Asesinado, asesinado, asesinado, cada domingo la misma letanía. El sueño de escribir era lo único que me podía rescatar de aquella rutina. Pero ese sueño estaba todavía, como ahora, como siempre, demasiado lejos.

AMIGUETES

Yo tenía otros amigos más aferrados a la tierra, más sencillos, más simples, tal vez incluso más felices. Con ellos me aburría igual los domingos, rara vez pisaba un cine, por supuesto jamás comentaba un libro, un proyecto o un tebeo. Pero con ellos, ay, intentaba más en serio que con Miguel Martínez el venerable deporte de la caza de la quinceañera. Por desgracia, también con ellos regresaba a casa cada fin de semana sin haber disparado una sola flecha.

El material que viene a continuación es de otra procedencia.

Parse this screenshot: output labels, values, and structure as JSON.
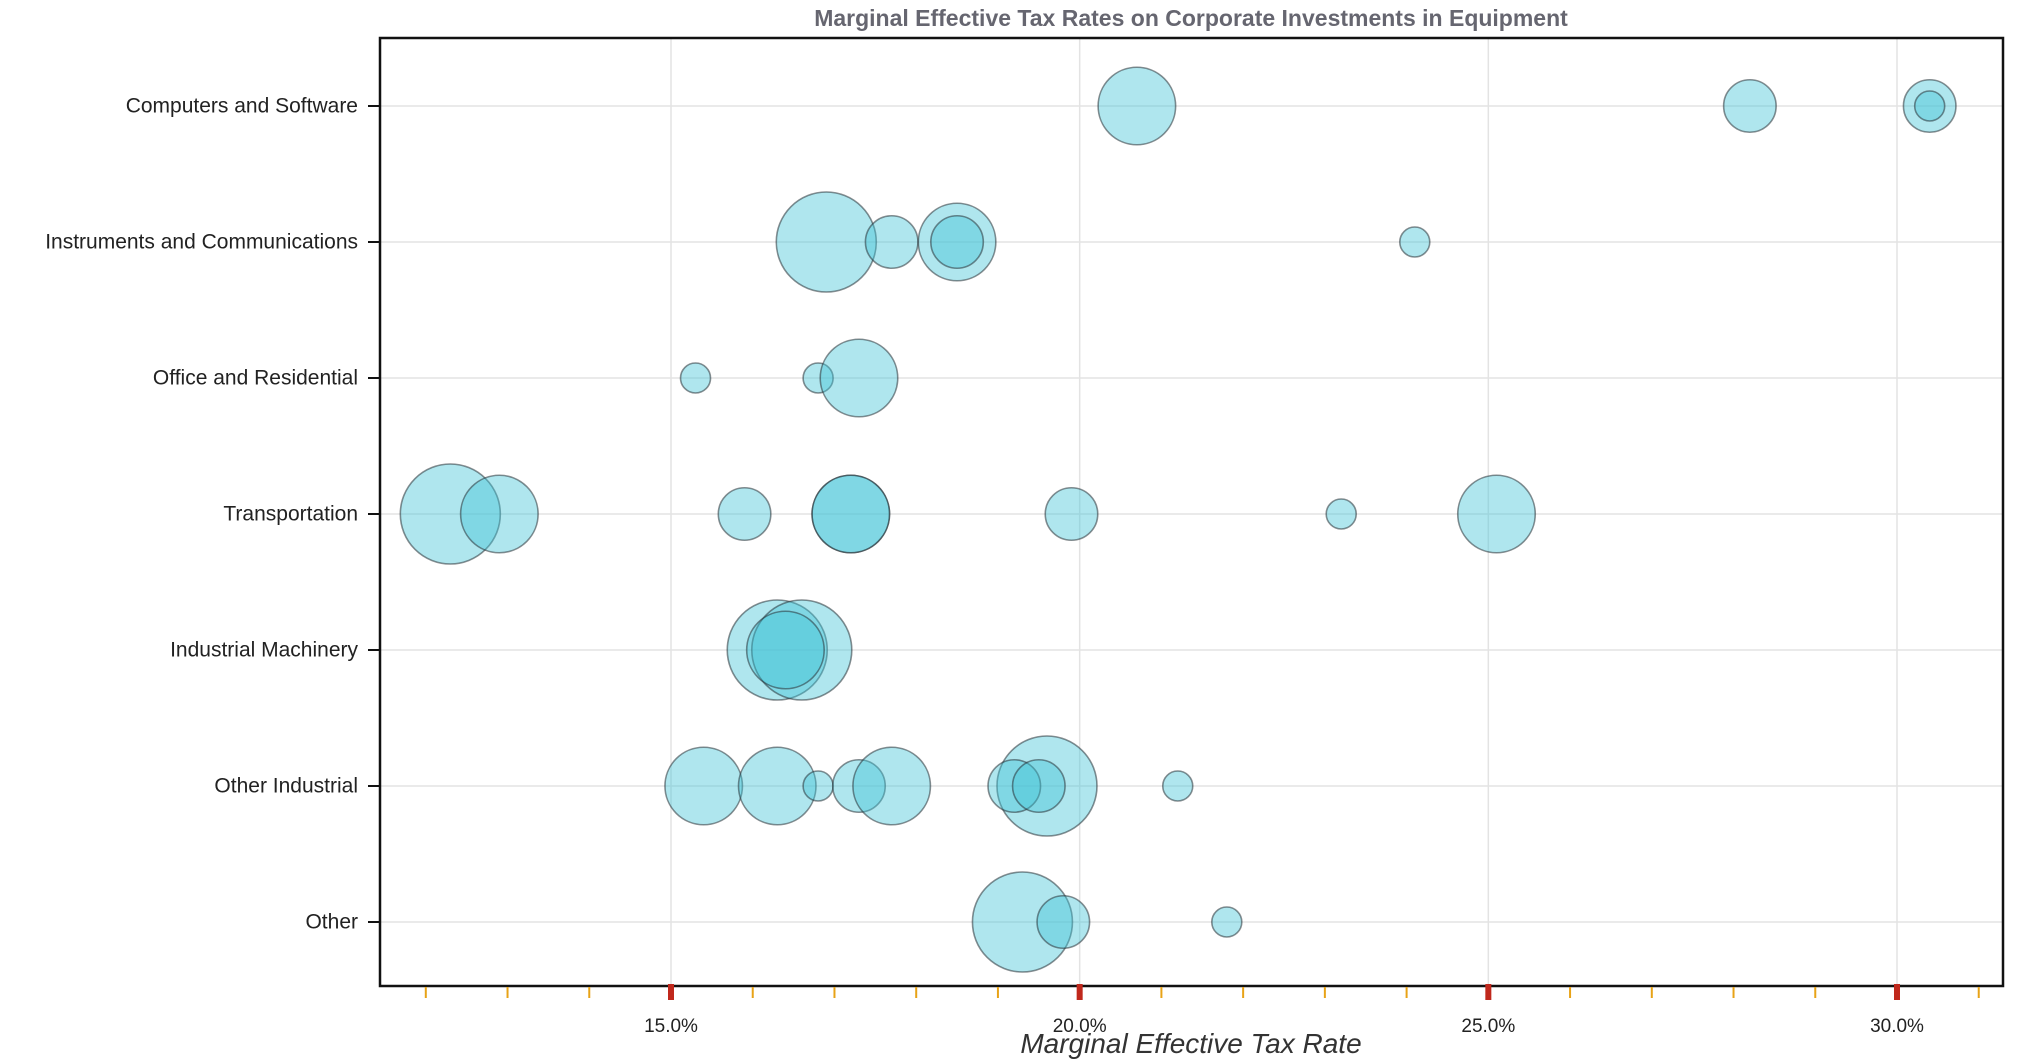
{
  "chart_data": {
    "type": "scatter",
    "title": "Marginal Effective Tax Rates on Corporate Investments in Equipment",
    "xlabel": "Marginal Effective Tax Rate",
    "ylabel": "",
    "x_unit": "percent",
    "xlim": [
      11.7,
      31.5
    ],
    "x_ticks": [
      15,
      20,
      25,
      30
    ],
    "x_tick_labels": [
      "15.0%",
      "20.0%",
      "25.0%",
      "30.0%"
    ],
    "x_minor_ticks": [
      12,
      13,
      14,
      16,
      17,
      18,
      19,
      21,
      22,
      23,
      24,
      26,
      27,
      28,
      29,
      31
    ],
    "grid": true,
    "categories": [
      "Computers and Software",
      "Instruments and Communications",
      "Office and Residential",
      "Transportation",
      "Industrial Machinery",
      "Other Industrial",
      "Other"
    ],
    "colors": {
      "bubble_fill": "#40c4d6",
      "bubble_stroke": "#283237",
      "major_tick": "#c0281c",
      "minor_tick": "#e8a317",
      "title": "#666670"
    },
    "points": [
      {
        "category": "Computers and Software",
        "x": 20.7,
        "size": 31
      },
      {
        "category": "Computers and Software",
        "x": 28.2,
        "size": 21
      },
      {
        "category": "Computers and Software",
        "x": 30.4,
        "size": 21
      },
      {
        "category": "Computers and Software",
        "x": 30.4,
        "size": 12
      },
      {
        "category": "Instruments and Communications",
        "x": 16.9,
        "size": 40
      },
      {
        "category": "Instruments and Communications",
        "x": 17.7,
        "size": 21
      },
      {
        "category": "Instruments and Communications",
        "x": 18.5,
        "size": 31
      },
      {
        "category": "Instruments and Communications",
        "x": 18.5,
        "size": 21
      },
      {
        "category": "Instruments and Communications",
        "x": 24.1,
        "size": 12
      },
      {
        "category": "Office and Residential",
        "x": 15.3,
        "size": 12
      },
      {
        "category": "Office and Residential",
        "x": 16.8,
        "size": 12
      },
      {
        "category": "Office and Residential",
        "x": 17.3,
        "size": 31
      },
      {
        "category": "Transportation",
        "x": 12.3,
        "size": 40
      },
      {
        "category": "Transportation",
        "x": 12.9,
        "size": 31
      },
      {
        "category": "Transportation",
        "x": 15.9,
        "size": 21
      },
      {
        "category": "Transportation",
        "x": 17.2,
        "size": 31
      },
      {
        "category": "Transportation",
        "x": 17.2,
        "size": 31
      },
      {
        "category": "Transportation",
        "x": 19.9,
        "size": 21
      },
      {
        "category": "Transportation",
        "x": 23.2,
        "size": 12
      },
      {
        "category": "Transportation",
        "x": 25.1,
        "size": 31
      },
      {
        "category": "Industrial Machinery",
        "x": 16.3,
        "size": 40
      },
      {
        "category": "Industrial Machinery",
        "x": 16.6,
        "size": 40
      },
      {
        "category": "Industrial Machinery",
        "x": 16.4,
        "size": 31
      },
      {
        "category": "Other Industrial",
        "x": 15.4,
        "size": 31
      },
      {
        "category": "Other Industrial",
        "x": 16.3,
        "size": 31
      },
      {
        "category": "Other Industrial",
        "x": 16.8,
        "size": 12
      },
      {
        "category": "Other Industrial",
        "x": 17.3,
        "size": 21
      },
      {
        "category": "Other Industrial",
        "x": 17.7,
        "size": 31
      },
      {
        "category": "Other Industrial",
        "x": 19.6,
        "size": 40
      },
      {
        "category": "Other Industrial",
        "x": 19.2,
        "size": 21
      },
      {
        "category": "Other Industrial",
        "x": 19.5,
        "size": 21
      },
      {
        "category": "Other Industrial",
        "x": 21.2,
        "size": 12
      },
      {
        "category": "Other",
        "x": 19.3,
        "size": 40
      },
      {
        "category": "Other",
        "x": 19.8,
        "size": 21
      },
      {
        "category": "Other",
        "x": 21.8,
        "size": 12
      }
    ]
  }
}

Mis otros amigos vivían, contrariamente a Miguel, en mi mismo barrio, en mi mismo patio, lo que facilitaba nuestra relación y, sobre todo, los paseos de vuelta a casa. Eran ya entre sí amigos de la infancia (yo llegué más tarde al grupo, en la preadolescencia), un par de años más jóvenes quizá. No sé por qué demonios dedidieron dejar de salir conmigo una tarde de agosto, cuando el Trofeo Carranza empezaba a agonizar como el verano que se iba y los trenes pasaban temblando, haciendo mucho ruido, como si a alguien le importara su destino o su carga. En cualquier caso, debieron pensar que sin mí les iba a resultar más sencillo (y no es que yo fuera demasiado raro) saciar su comprensible sed de hembra.